Assim, encontrou John Reddy, o protagonista de Songs my brothers taught me, no anuário de uma escola de Pine Ridge, e o casteou como um jovem que sonha deixar a reserva indígena.
E quando Brady Jandreau, um caubói Lakota que ela conhecera ao rodar seu filme de estreia, teve uma queda de cavalo quase fatal, ela o contratou para Domando o destino, recontando sua história como a de um astro de rodeios lutando para encontrar um sentido de propósito, após lhe dizerem que não mais poderá cavalgar.
“Ela é basicamente como uma jornalista”, relatou a atriz Frances McDormand à revista The Rolling Stone, explicando o processo criativo de Zhao. “Ela se informa sobre a sua história e cria uma personagem a partir dela.”
Porém Zhao não confunde intimidade com pieguice: apesar de retratar gente vivendo nas margens da sociedade, não há pena nem romantismo deslocados. Como define McDormand, ela “traça uma linha, fina como uma navalha, entre sentimento e sentimentalismo”.
Coração caloroso, olhar gelado
Essa fina linha distingue os retratos de Zhao do Oeste americano daqueles de euro-românticos como Wim Wenders ou Michelangelo Antonioni, que se apaixonaram pelas grandiosas paisagens mas não dedicaram muito tempo a observar de perto os seres humanos que vivem no primeiro plano.
Embora a cineasta goste de trabalhar com gente de verdade e seus filmes transbordem empatia por cada personagem na tela, eles são obras rigorosas, sem nada de arbitrário; visualmente, de lirismo grandioso e, muitas vezes, impressionante beleza. Diversos críticos comparam seu uso da luz crepuscular ao do esteta supremo Terrence Malick.
Num perfil publicado pela revista Vogue em 2018, é citada uma das professoras de cinema de Zhao na Universidade de Nova York, que a admira por ter “um coração extremamente caloroso, mas um olho extremamente frio”.
Perto do fim de Nomadland, a declarada nerd do cinema enquadra a Fern de McDormand numa composição inspirada diretamente pela famosa tomada de John Wayne no clássico de 1956 Rastros de ódio, de John Ford.

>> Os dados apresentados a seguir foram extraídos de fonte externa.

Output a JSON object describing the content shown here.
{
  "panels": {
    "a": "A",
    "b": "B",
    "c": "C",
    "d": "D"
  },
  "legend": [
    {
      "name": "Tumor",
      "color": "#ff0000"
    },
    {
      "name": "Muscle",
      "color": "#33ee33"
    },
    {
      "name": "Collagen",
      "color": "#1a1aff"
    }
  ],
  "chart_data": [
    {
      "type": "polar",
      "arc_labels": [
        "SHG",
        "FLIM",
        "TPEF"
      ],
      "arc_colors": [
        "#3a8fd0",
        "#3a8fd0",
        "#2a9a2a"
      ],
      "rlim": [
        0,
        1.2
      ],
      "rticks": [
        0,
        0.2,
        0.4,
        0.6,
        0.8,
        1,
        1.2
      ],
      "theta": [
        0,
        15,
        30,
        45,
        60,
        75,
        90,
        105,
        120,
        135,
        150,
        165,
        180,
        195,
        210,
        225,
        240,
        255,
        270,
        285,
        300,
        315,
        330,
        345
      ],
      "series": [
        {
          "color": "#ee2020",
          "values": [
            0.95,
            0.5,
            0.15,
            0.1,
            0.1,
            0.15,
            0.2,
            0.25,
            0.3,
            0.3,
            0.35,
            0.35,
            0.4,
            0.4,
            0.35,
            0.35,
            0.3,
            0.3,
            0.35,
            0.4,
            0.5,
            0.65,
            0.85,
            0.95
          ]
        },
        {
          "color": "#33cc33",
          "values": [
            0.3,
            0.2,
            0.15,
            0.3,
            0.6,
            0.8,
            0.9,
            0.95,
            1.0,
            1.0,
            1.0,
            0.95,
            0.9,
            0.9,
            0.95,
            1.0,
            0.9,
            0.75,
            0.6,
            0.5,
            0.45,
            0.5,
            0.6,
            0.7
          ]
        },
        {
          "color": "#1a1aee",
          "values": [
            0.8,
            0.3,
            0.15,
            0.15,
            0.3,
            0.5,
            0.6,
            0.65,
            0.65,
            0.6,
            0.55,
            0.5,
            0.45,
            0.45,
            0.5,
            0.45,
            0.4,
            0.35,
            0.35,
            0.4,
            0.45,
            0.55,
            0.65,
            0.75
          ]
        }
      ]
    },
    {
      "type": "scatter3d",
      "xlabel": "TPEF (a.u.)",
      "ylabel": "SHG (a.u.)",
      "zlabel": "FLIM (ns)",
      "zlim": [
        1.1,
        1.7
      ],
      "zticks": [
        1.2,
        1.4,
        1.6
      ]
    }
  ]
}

É uma imagem ousada e incrivelmente eficaz, que situa essa sexagenária – que trabalha de meio expediente, por um salário mínimo, nos centros de embalagem da Amazon e em campings no deserto – em pé de igualdade como o mais famoso caubói da história. Ao combinar humanidade profunda e precisão fria, Chloé Zhao está lançando uma nova luz sobre as mais antigas histórias do cinema americano.